孫武は陳国貴族の後裔である。周景王13年(紀元前532年)、斉国で内乱が発生し、孫武は混乱を避けて呉国へ亡命。呉に入国後は長期間隠遁し、兵学の研究に専念していた。呉王闔閭が即位した際、孫武は伍子胥の度重なる推薦を受け、著書の兵法十三篇を闔閭に献上し、将軍に任命された。周敬王14年(紀元前506年)、孫武は伍子胥と共に、唐や蔡の両国との楚国の対立を利用し、両国を呉の同盟国として取り込む策を謀った。その後、伍子胥らとともに闔閭に従って大軍を率いて楚を攻撃し、柏挙の戦いで楚軍を大敗させ、勢いに乗って楚の都である郢を占領した。
孫武は50歳を過ぎた頃から呉国の対外戦争には従事せず、隠居して兵法の著作を修訂し、寿命を全うした。
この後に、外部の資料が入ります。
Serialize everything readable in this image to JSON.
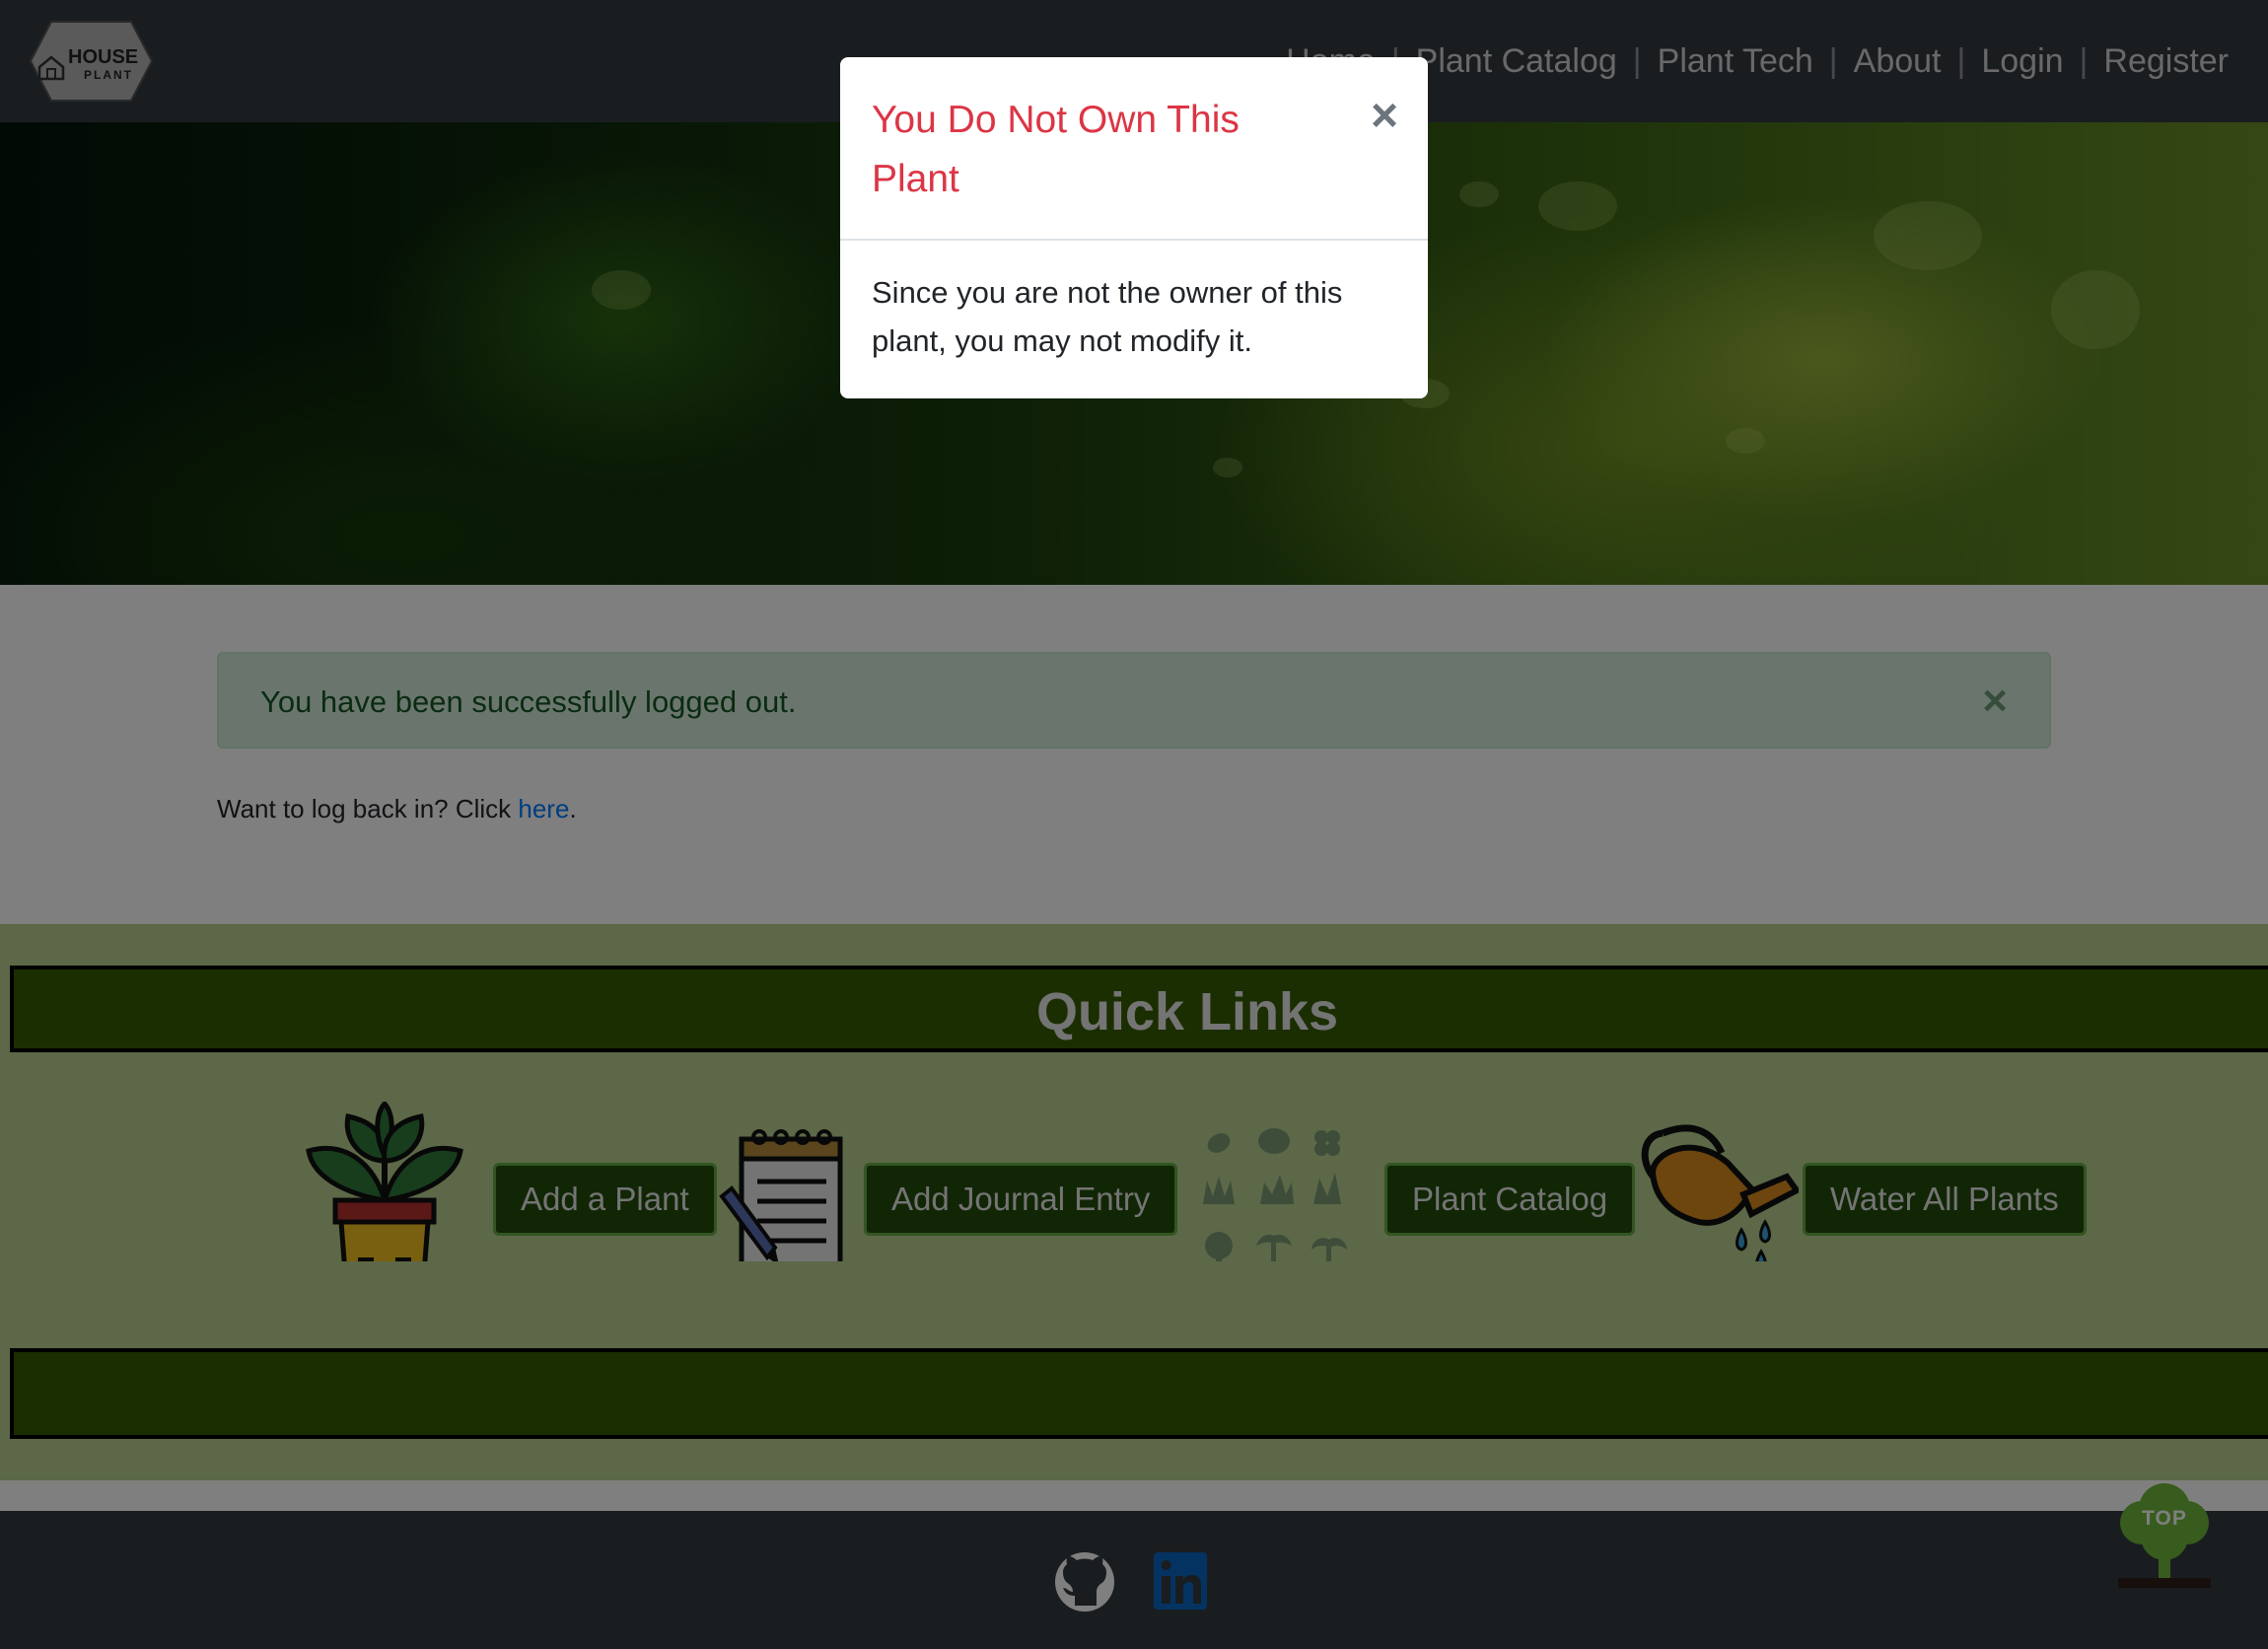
{
  "navbar": {
    "logo": {
      "line1": "HOUSE",
      "line2": "PLANT",
      "icon": "house-icon"
    },
    "links": [
      "Home",
      "Plant Catalog",
      "Plant Tech",
      "About",
      "Login",
      "Register"
    ],
    "separator": "|"
  },
  "alert": {
    "message": "You have been successfully logged out.",
    "close": "×",
    "close_icon": "close-icon"
  },
  "login_hint": {
    "text": "Want to log back in? Click ",
    "link": "here",
    "suffix": "."
  },
  "quick_links": {
    "title": "Quick Links",
    "items": [
      {
        "label": "Add a Plant",
        "icon": "potted-plant-icon"
      },
      {
        "label": "Add Journal Entry",
        "icon": "notepad-pencil-icon"
      },
      {
        "label": "Plant Catalog",
        "icon": "plant-varieties-icon"
      },
      {
        "label": "Water All Plants",
        "icon": "watering-can-icon"
      }
    ]
  },
  "footer": {
    "icons": [
      "github-icon",
      "linkedin-icon"
    ]
  },
  "top_button": {
    "label": "TOP",
    "icon": "tree-icon"
  },
  "modal": {
    "title": "You Do Not Own This Plant",
    "close": "×",
    "body": "Since you are not the owner of this plant, you may not modify it."
  },
  "colors": {
    "navbar_bg": "#343a40",
    "alert_bg": "#d4edda",
    "alert_text": "#155724",
    "quick_links_bg": "#b8d18f",
    "quick_links_bar": "#365c04",
    "button_bg": "#224d0a",
    "modal_title": "#dc3545",
    "link": "#007bff"
  }
}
孫武は「孫子」と尊称され、「兵聖」や「兵家の至聖」とも称されており、「百世の兵家の師」、「東洋兵学の祖」として名高い。著書『孫子兵法』は、中国現存最古の兵書である。この書物は戦争における勝利の法則、戦略の原則、戦場での戦術、軍の後方支援などを豊富な内容と簡潔な文章で論じ、戦争における主観的な能動性と客観的な対応を強調しており、弁証法に満ちている。その基本原則は後世において社会や経済の各方面で広く応用され、英語、フランス語、ドイツ語、日本語など多言語に翻訳され、後世に深い影響を与えている。